Tuesday, November 16, 2010

Landscape Hints from an Eco-Cool Remodel Tool

I found this really cool....I mean ECO-Cool...Remodel Tool through an article on Treehugger.com.

The Eco-Cool Remodel Tool is one of several green tools on the website for King County, Washington's Solid Waste Division's website.

This neat web-based Tool lets you select an area of a model green home to reveal ideas and tips for environmentally-friendly renovations.

Here are some of the tips listed when you select the landscape area of the drawing (I have provided some links to local, related articles):

Patios, walkways and paths
•Use permeable materials for patios, walkways and paths such as clay brick, rock or concrete pavers, broken concrete, recycled glass pavers, crushed rock, wood chips, nutshells, and tumbled recycled glass to help minimize runoff and flooding. Impermeable (non-porous) surfaces such as concrete patios and paths do not allow rainwater to naturally percolate into the soil.

Designing your landscape to match its conditions, such as climate, shade and moisture levels will save you money and time, and will look natural and beautiful. Design your landscape so it requires minimal water and maintenance:

•Select native plant species. They are adapted to your area, many are drought-tolerant, and most do not need additional fertilizer.
•Certify your backyard as a Certified Wildlife Habitat through the National Wildlife Federation. Create a backyard habitat that will attract beautiful songbirds, butterflies, frogs, and other interesting wildlife for viewing from your very own window.
•Install water-wise or drought-resistant plants.
•Use pest- and disease-resistant plant varieties.
•Put the right plant in the right place (e.g. installing shade plants in the shade, not the sun)
•Use mulch to protect plants and conserve water.
•If your house is on top of a hill or other breezy location, plant trees or shrubs to block the prevailing wind. This will help reduce cold air infiltration.
Minimize the amount of lawn in your yard.

Irrigation systems
•Automatic sprinkler systems waste about 30 percent of the water they deliver. It is possible to design a landscape that minimizes the need for regular supplemental watering once the landscape is established.

Soaker hoses and drip irrigation are good alternatives to permanent in-ground irrigation systems. Soaker hoses are made from recycled plastic and are inexpensive. Drip irrigation systems apply water directly to the soil through tiny emitters so they allow for more precise watering to match the needs of specific plant types.

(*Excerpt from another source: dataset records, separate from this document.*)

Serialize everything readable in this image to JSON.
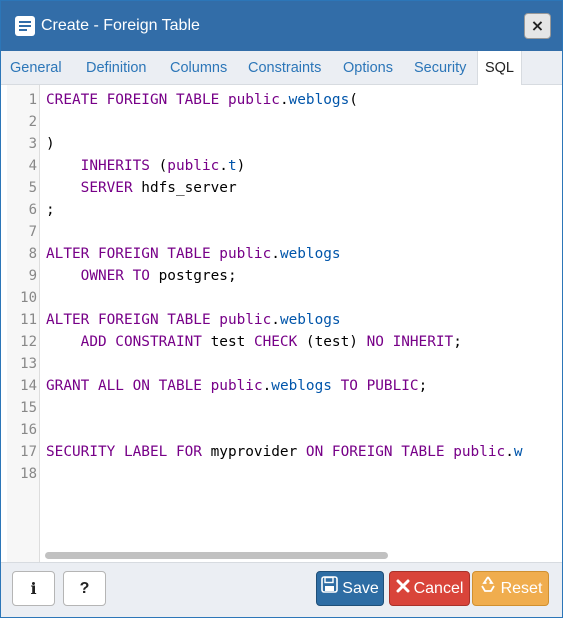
{
  "window": {
    "title": "Create - Foreign Table",
    "close_label": "×"
  },
  "tabs": [
    {
      "label": "General"
    },
    {
      "label": "Definition"
    },
    {
      "label": "Columns"
    },
    {
      "label": "Constraints"
    },
    {
      "label": "Options"
    },
    {
      "label": "Security"
    },
    {
      "label": "SQL",
      "active": true
    }
  ],
  "editor": {
    "line_numbers": [
      "1",
      "2",
      "3",
      "4",
      "5",
      "6",
      "7",
      "8",
      "9",
      "10",
      "11",
      "12",
      "13",
      "14",
      "15",
      "16",
      "17",
      "18"
    ],
    "lines": [
      [
        {
          "t": "CREATE FOREIGN TABLE ",
          "c": "kw"
        },
        {
          "t": "public",
          "c": "kw"
        },
        {
          "t": ".",
          "c": ""
        },
        {
          "t": "weblogs",
          "c": "prop"
        },
        {
          "t": "(",
          "c": ""
        }
      ],
      [],
      [
        {
          "t": ")",
          "c": ""
        }
      ],
      [
        {
          "t": "    ",
          "c": ""
        },
        {
          "t": "INHERITS",
          "c": "kw"
        },
        {
          "t": " (",
          "c": ""
        },
        {
          "t": "public",
          "c": "kw"
        },
        {
          "t": ".",
          "c": ""
        },
        {
          "t": "t",
          "c": "prop"
        },
        {
          "t": ")",
          "c": ""
        }
      ],
      [
        {
          "t": "    ",
          "c": ""
        },
        {
          "t": "SERVER",
          "c": "kw"
        },
        {
          "t": " hdfs_server",
          "c": ""
        }
      ],
      [
        {
          "t": ";",
          "c": ""
        }
      ],
      [],
      [
        {
          "t": "ALTER FOREIGN TABLE ",
          "c": "kw"
        },
        {
          "t": "public",
          "c": "kw"
        },
        {
          "t": ".",
          "c": ""
        },
        {
          "t": "weblogs",
          "c": "prop"
        }
      ],
      [
        {
          "t": "    ",
          "c": ""
        },
        {
          "t": "OWNER TO",
          "c": "kw"
        },
        {
          "t": " postgres;",
          "c": ""
        }
      ],
      [],
      [
        {
          "t": "ALTER FOREIGN TABLE ",
          "c": "kw"
        },
        {
          "t": "public",
          "c": "kw"
        },
        {
          "t": ".",
          "c": ""
        },
        {
          "t": "weblogs",
          "c": "prop"
        }
      ],
      [
        {
          "t": "    ",
          "c": ""
        },
        {
          "t": "ADD CONSTRAINT",
          "c": "kw"
        },
        {
          "t": " test ",
          "c": ""
        },
        {
          "t": "CHECK",
          "c": "kw"
        },
        {
          "t": " (test) ",
          "c": ""
        },
        {
          "t": "NO INHERIT",
          "c": "kw"
        },
        {
          "t": ";",
          "c": ""
        }
      ],
      [],
      [
        {
          "t": "GRANT ALL ON TABLE ",
          "c": "kw"
        },
        {
          "t": "public",
          "c": "kw"
        },
        {
          "t": ".",
          "c": ""
        },
        {
          "t": "weblogs",
          "c": "prop"
        },
        {
          "t": " ",
          "c": ""
        },
        {
          "t": "TO PUBLIC",
          "c": "kw"
        },
        {
          "t": ";",
          "c": ""
        }
      ],
      [],
      [],
      [
        {
          "t": "SECURITY LABEL FOR",
          "c": "kw"
        },
        {
          "t": " myprovider ",
          "c": ""
        },
        {
          "t": "ON FOREIGN TABLE ",
          "c": "kw"
        },
        {
          "t": "public",
          "c": "kw"
        },
        {
          "t": ".",
          "c": ""
        },
        {
          "t": "w",
          "c": "prop"
        }
      ],
      []
    ]
  },
  "footer": {
    "info_label": "i",
    "help_label": "?",
    "save_label": "Save",
    "cancel_label": "Cancel",
    "reset_label": "Reset"
  },
  "colors": {
    "title_bar": "#326da8",
    "keyword": "#770088",
    "property": "#0055aa",
    "save": "#2e6da4",
    "cancel": "#d9443a",
    "reset": "#f0ad4e"
  }
}
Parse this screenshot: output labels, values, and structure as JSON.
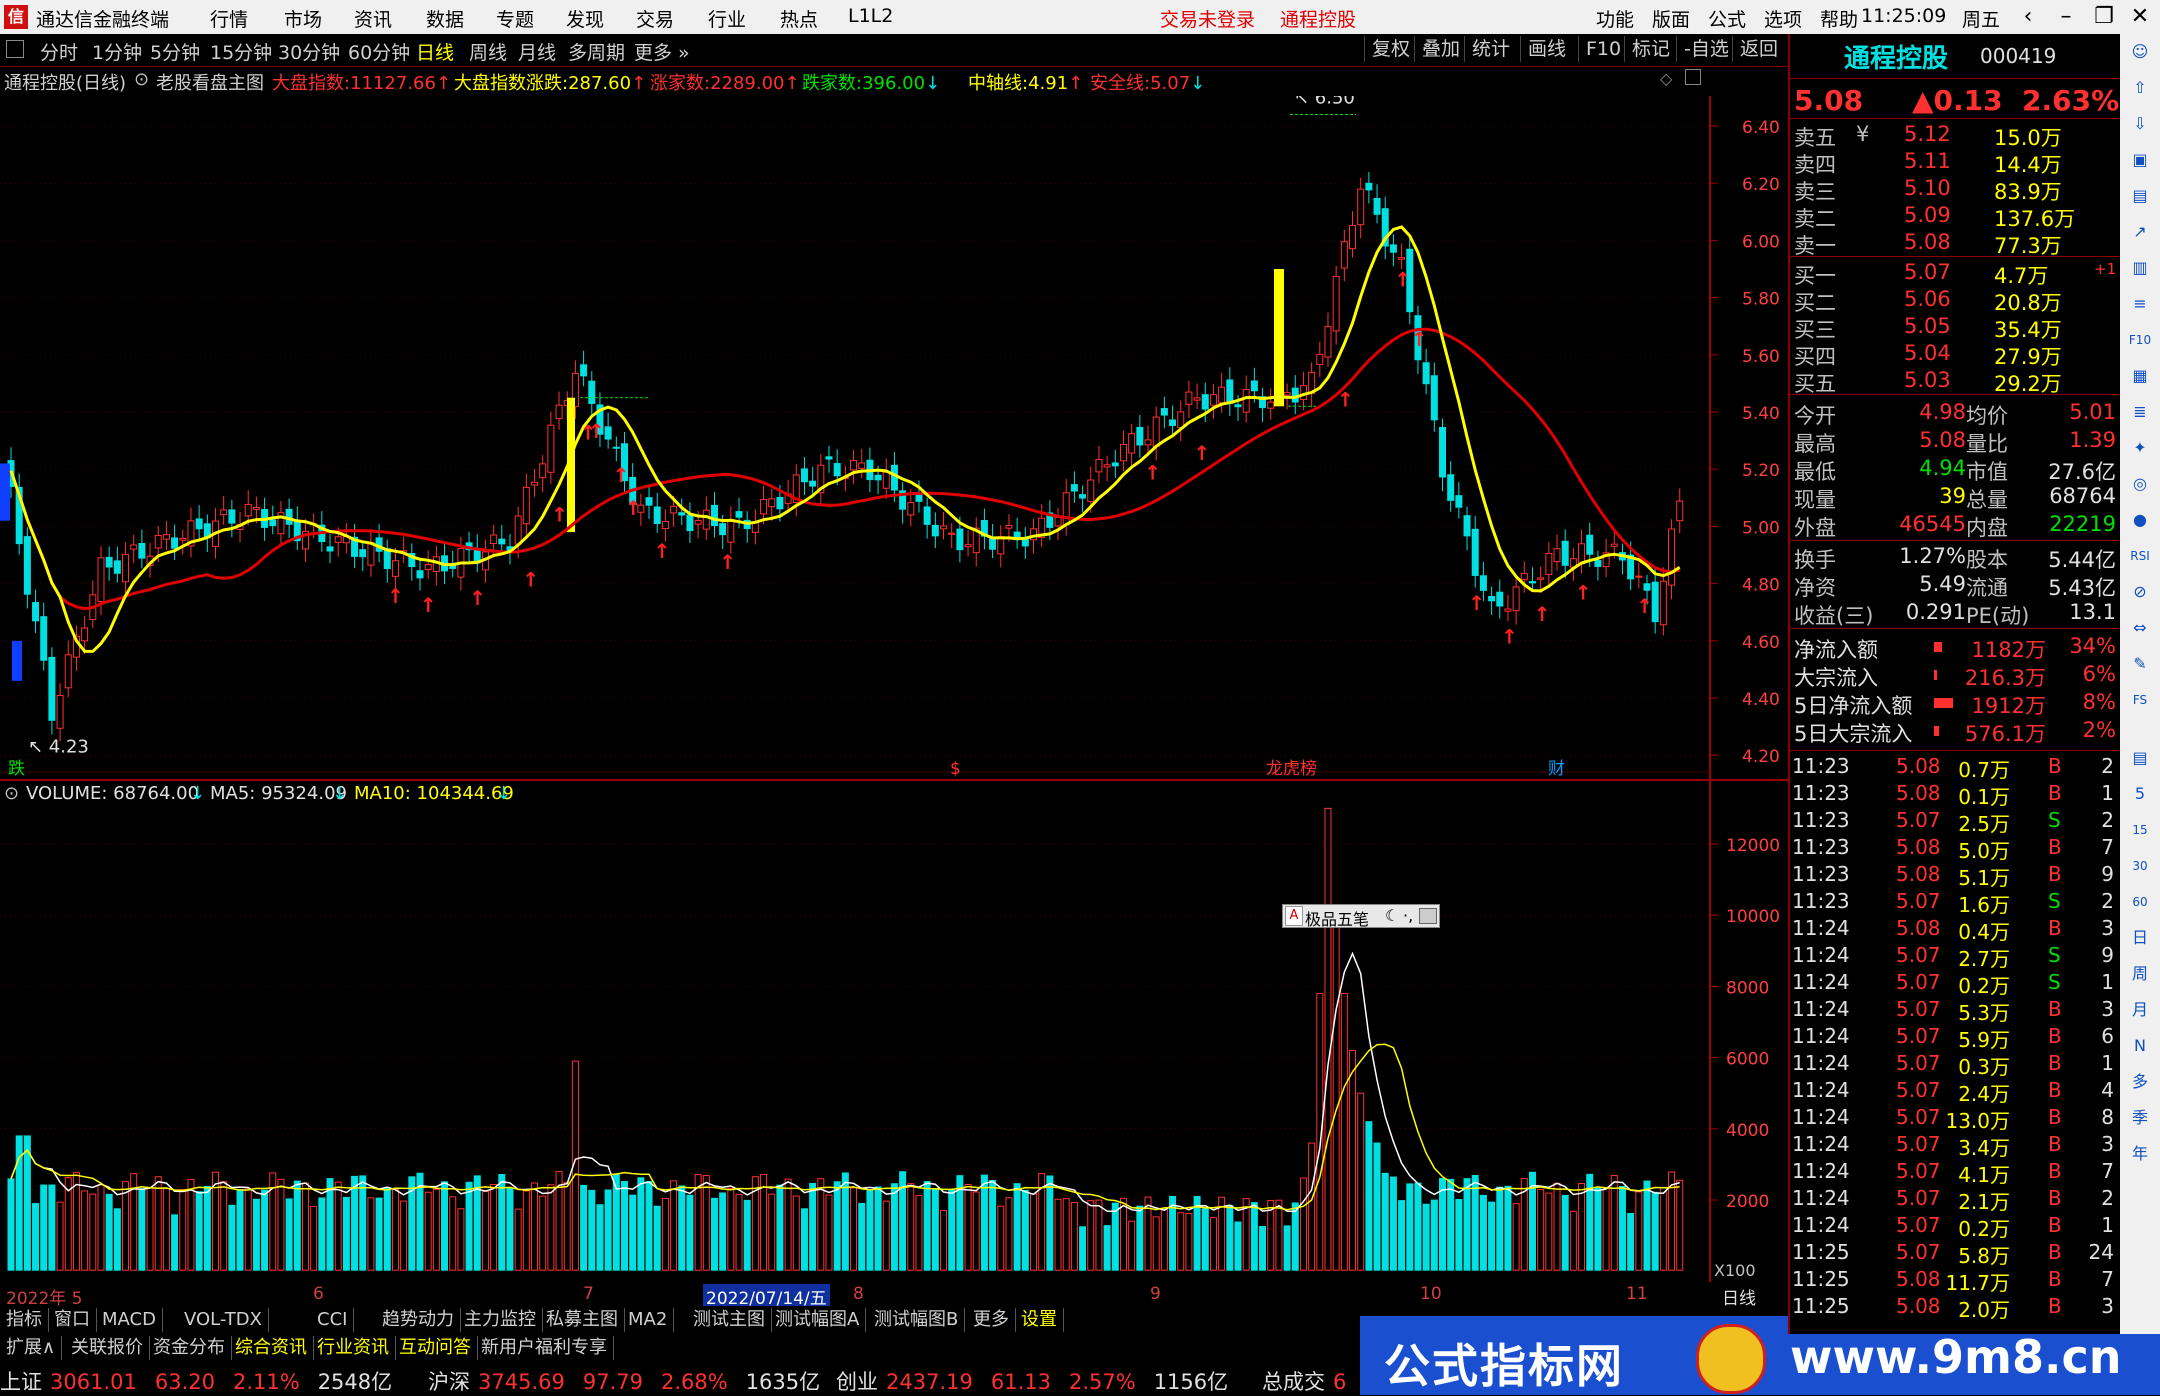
{
  "menubar": {
    "app_title": "通达信金融终端",
    "items": [
      "行情",
      "市场",
      "资讯",
      "数据",
      "专题",
      "发现",
      "交易",
      "行业",
      "热点",
      "L1L2"
    ],
    "login_status": "交易未登录",
    "stock_link": "通程控股",
    "right_items": [
      "功能",
      "版面",
      "公式",
      "选项",
      "帮助"
    ],
    "time": "11:25:09",
    "weekday": "周五"
  },
  "toolbar": {
    "periods": [
      "分时",
      "1分钟",
      "5分钟",
      "15分钟",
      "30分钟",
      "60分钟",
      "日线",
      "周线",
      "月线",
      "多周期",
      "更多 »"
    ],
    "active_period": "日线",
    "right_buttons": [
      "复权",
      "叠加",
      "统计",
      "画线",
      "F10",
      "标记",
      "-自选",
      "返回"
    ]
  },
  "chart_info": {
    "stock_period": "通程控股(日线)",
    "template": "老股看盘主图",
    "fields": [
      {
        "label": "大盘指数:",
        "value": "11127.66",
        "arrow": "↑",
        "label_color": "#ff3030",
        "value_color": "#ff3030"
      },
      {
        "label": "大盘指数涨跌:",
        "value": "287.60",
        "arrow": "↑",
        "label_color": "#ffff00",
        "value_color": "#ffff00"
      },
      {
        "label": "涨家数:",
        "value": "2289.00",
        "arrow": "↑",
        "label_color": "#ff3030",
        "value_color": "#ff3030"
      },
      {
        "label": "跌家数:",
        "value": "396.00",
        "arrow": "↓",
        "label_color": "#00e000",
        "value_color": "#00e000"
      },
      {
        "label": "中轴线:",
        "value": "4.91",
        "arrow": "↑",
        "label_color": "#ffff00",
        "value_color": "#ffff00"
      },
      {
        "label": "安全线:",
        "value": "5.07",
        "arrow": "↓",
        "label_color": "#ff3030",
        "value_color": "#ff3030"
      }
    ]
  },
  "volume_info": {
    "volume": "VOLUME: 68764.00",
    "ma5": "MA5: 95324.09",
    "ma10": "MA10: 104344.69"
  },
  "price_axis": [
    "6.40",
    "6.20",
    "6.00",
    "5.80",
    "5.60",
    "5.40",
    "5.20",
    "5.00",
    "4.80",
    "4.60",
    "4.40",
    "4.20"
  ],
  "volume_axis": [
    "12000",
    "10000",
    "8000",
    "6000",
    "4000",
    "2000"
  ],
  "volume_unit": "X100",
  "x_axis": {
    "labels": [
      "2022年 5",
      "6",
      "7",
      "8",
      "9",
      "10",
      "11"
    ],
    "cursor_date": "2022/07/14/五",
    "period": "日线"
  },
  "annotations": {
    "high": "6.50",
    "low": "4.23",
    "events": [
      "跌",
      "$",
      "龙虎榜",
      "财"
    ],
    "ime_label": "极品五笔"
  },
  "bottom_tabs": [
    "指标",
    "窗口",
    "MACD",
    "VOL-TDX",
    "CCI",
    "趋势动力",
    "主力监控",
    "私募主图",
    "MA2",
    "测试主图",
    "测试幅图A",
    "测试幅图B",
    "更多",
    "设置"
  ],
  "bottom_tabs2": [
    "扩展∧",
    "关联报价",
    "资金分布",
    "综合资讯",
    "行业资讯",
    "互动问答",
    "新用户福利专享"
  ],
  "status_bar": [
    {
      "name": "上证",
      "value": "3061.01",
      "change": "63.20",
      "pct": "2.11%",
      "amount": "2548亿"
    },
    {
      "name": "沪深",
      "value": "3745.69",
      "change": "97.79",
      "pct": "2.68%",
      "amount": "1635亿"
    },
    {
      "name": "创业",
      "value": "2437.19",
      "change": "61.13",
      "pct": "2.57%",
      "amount": "1156亿"
    },
    {
      "name": "总成交",
      "value": "6",
      "change": "",
      "pct": "",
      "amount": ""
    }
  ],
  "banner": {
    "left": "公式指标网",
    "right": "www.9m8.cn"
  },
  "quote": {
    "name": "通程控股",
    "code": "000419",
    "price": "5.08",
    "change": "▲0.13",
    "pct": "2.63%",
    "sells": [
      {
        "label": "卖五",
        "price": "5.12",
        "vol": "15.0万"
      },
      {
        "label": "卖四",
        "price": "5.11",
        "vol": "14.4万"
      },
      {
        "label": "卖三",
        "price": "5.10",
        "vol": "83.9万"
      },
      {
        "label": "卖二",
        "price": "5.09",
        "vol": "137.6万"
      },
      {
        "label": "卖一",
        "price": "5.08",
        "vol": "77.3万"
      }
    ],
    "sell_mark": "¥",
    "buys": [
      {
        "label": "买一",
        "price": "5.07",
        "vol": "4.7万",
        "extra": "+1"
      },
      {
        "label": "买二",
        "price": "5.06",
        "vol": "20.8万",
        "extra": ""
      },
      {
        "label": "买三",
        "price": "5.05",
        "vol": "35.4万",
        "extra": ""
      },
      {
        "label": "买四",
        "price": "5.04",
        "vol": "27.9万",
        "extra": ""
      },
      {
        "label": "买五",
        "price": "5.03",
        "vol": "29.2万",
        "extra": ""
      }
    ],
    "stats": [
      {
        "l1": "今开",
        "v1": "4.98",
        "c1": "#ff3030",
        "l2": "均价",
        "v2": "5.01",
        "c2": "#ff3030"
      },
      {
        "l1": "最高",
        "v1": "5.08",
        "c1": "#ff3030",
        "l2": "量比",
        "v2": "1.39",
        "c2": "#ff3030"
      },
      {
        "l1": "最低",
        "v1": "4.94",
        "c1": "#00e000",
        "l2": "市值",
        "v2": "27.6亿",
        "c2": "#e0e0e0"
      },
      {
        "l1": "现量",
        "v1": "39",
        "c1": "#ffff00",
        "l2": "总量",
        "v2": "68764",
        "c2": "#e0e0e0"
      },
      {
        "l1": "外盘",
        "v1": "46545",
        "c1": "#ff3030",
        "l2": "内盘",
        "v2": "22219",
        "c2": "#00e000"
      }
    ],
    "stats2": [
      {
        "l1": "换手",
        "v1": "1.27%",
        "l2": "股本",
        "v2": "5.44亿"
      },
      {
        "l1": "净资",
        "v1": "5.49",
        "l2": "流通",
        "v2": "5.43亿"
      },
      {
        "l1": "收益(三)",
        "v1": "0.291",
        "l2": "PE(动)",
        "v2": "13.1"
      }
    ],
    "flows": [
      {
        "label": "净流入额",
        "value": "1182万",
        "pct": "34%",
        "bar": 0.34
      },
      {
        "label": "大宗流入",
        "value": "216.3万",
        "pct": "6%",
        "bar": 0.06
      },
      {
        "label": "5日净流入额",
        "value": "1912万",
        "pct": "8%",
        "bar": 0.8
      },
      {
        "label": "5日大宗流入",
        "value": "576.1万",
        "pct": "2%",
        "bar": 0.2
      }
    ]
  },
  "ticks": [
    {
      "t": "11:23",
      "p": "5.08",
      "v": "0.7万",
      "s": "B",
      "n": "2"
    },
    {
      "t": "11:23",
      "p": "5.08",
      "v": "0.1万",
      "s": "B",
      "n": "1"
    },
    {
      "t": "11:23",
      "p": "5.07",
      "v": "2.5万",
      "s": "S",
      "n": "2"
    },
    {
      "t": "11:23",
      "p": "5.08",
      "v": "5.0万",
      "s": "B",
      "n": "7"
    },
    {
      "t": "11:23",
      "p": "5.08",
      "v": "5.1万",
      "s": "B",
      "n": "9"
    },
    {
      "t": "11:23",
      "p": "5.07",
      "v": "1.6万",
      "s": "S",
      "n": "2"
    },
    {
      "t": "11:24",
      "p": "5.08",
      "v": "0.4万",
      "s": "B",
      "n": "3"
    },
    {
      "t": "11:24",
      "p": "5.07",
      "v": "2.7万",
      "s": "S",
      "n": "9"
    },
    {
      "t": "11:24",
      "p": "5.07",
      "v": "0.2万",
      "s": "S",
      "n": "1"
    },
    {
      "t": "11:24",
      "p": "5.07",
      "v": "5.3万",
      "s": "B",
      "n": "3"
    },
    {
      "t": "11:24",
      "p": "5.07",
      "v": "5.9万",
      "s": "B",
      "n": "6"
    },
    {
      "t": "11:24",
      "p": "5.07",
      "v": "0.3万",
      "s": "B",
      "n": "1"
    },
    {
      "t": "11:24",
      "p": "5.07",
      "v": "2.4万",
      "s": "B",
      "n": "4"
    },
    {
      "t": "11:24",
      "p": "5.07",
      "v": "13.0万",
      "s": "B",
      "n": "8"
    },
    {
      "t": "11:24",
      "p": "5.07",
      "v": "3.4万",
      "s": "B",
      "n": "3"
    },
    {
      "t": "11:24",
      "p": "5.07",
      "v": "4.1万",
      "s": "B",
      "n": "7"
    },
    {
      "t": "11:24",
      "p": "5.07",
      "v": "2.1万",
      "s": "B",
      "n": "2"
    },
    {
      "t": "11:24",
      "p": "5.07",
      "v": "0.2万",
      "s": "B",
      "n": "1"
    },
    {
      "t": "11:25",
      "p": "5.07",
      "v": "5.8万",
      "s": "B",
      "n": "24"
    },
    {
      "t": "11:25",
      "p": "5.08",
      "v": "11.7万",
      "s": "B",
      "n": "7"
    },
    {
      "t": "11:25",
      "p": "5.08",
      "v": "2.0万",
      "s": "B",
      "n": "3"
    }
  ],
  "side_icons": [
    "☺",
    "⇧",
    "⇩",
    "▣",
    "▤",
    "↗",
    "▥",
    "≡",
    "F10",
    "▦",
    "≣",
    "✦",
    "◎",
    "●",
    "RSI",
    "⊘",
    "⇔",
    "✎",
    "FS",
    "▤",
    "5",
    "15",
    "30",
    "60",
    "日",
    "周",
    "月",
    "N",
    "多",
    "季",
    "年"
  ],
  "colors": {
    "up": "#ff3030",
    "down": "#00e0e0",
    "ma5": "#ffff00",
    "ma10": "#e00000",
    "bg": "#000000"
  }
}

◦If you choose to install a permanent in-ground irrigation system, look for piping made from polyethylene, as opposed to PVC.
•Install a weather-based irrigation controller that automatically adjusts the watering schedule according to the weather.
•If your garden hose leaks at the spigot threads, try to install a rubber, round-edged washer instead of a flat-edged washer.

Rainwater harvest
You can minimize potable water use by storing roof rainwater for later use in the yard. Whichever system(s) you choose, you will be helping to reuse water that would normally go to waste in a storm drain. First, reduce your water consumption, then invest in harvesting systems.

•Water can be stored in rain barrels, cisterns or rain gardens.
•Cisterns are large tanks that can store hundreds to thousands of gallons of water, enough to significantly reduce or eliminate the need to use municipal water for landscape purposes.
•You can also put roof water directly to use in your yard with a rain garden. Rain gardens feature plants that thrive in wet conditions coupled with soils that allow safe ground percolations. Rain gardens must be carefully designed and located to avoid flooding.


  1. I recently heard a promo for a green living radio program segment and the person quoted said something like "the greenest building is one already built" suggesting that re-purposing and remodeling a building may always be the greener way to go than starting from scratch. I also heard that sometimes the oldest building is the greenest- any thoughts on this?

  2. Hi Judy. I think that people define green in different ways and it is difficult to give a firm answer on this. In my opinion, the answer would depend on how old the current home is and how well it was originally built.

    "Green" building encompasses many facets including energy efficiency, water conservation, indoor air quality and sustainability. Certainly re-using an older building will conserve manufacturing energy and materials. However, newer buildings are built utilizing new technologies that improve on older technologies, creating homes that are much more energy efficient, stronger and many times contain less toxic chemicals in their production.

    Although certainly not comparing apples to apples, you can compare them to cars. A new car certainly requires a lot of manufacturing energy but new requirements create a vehicle that is much more "planet friendly" than an old one.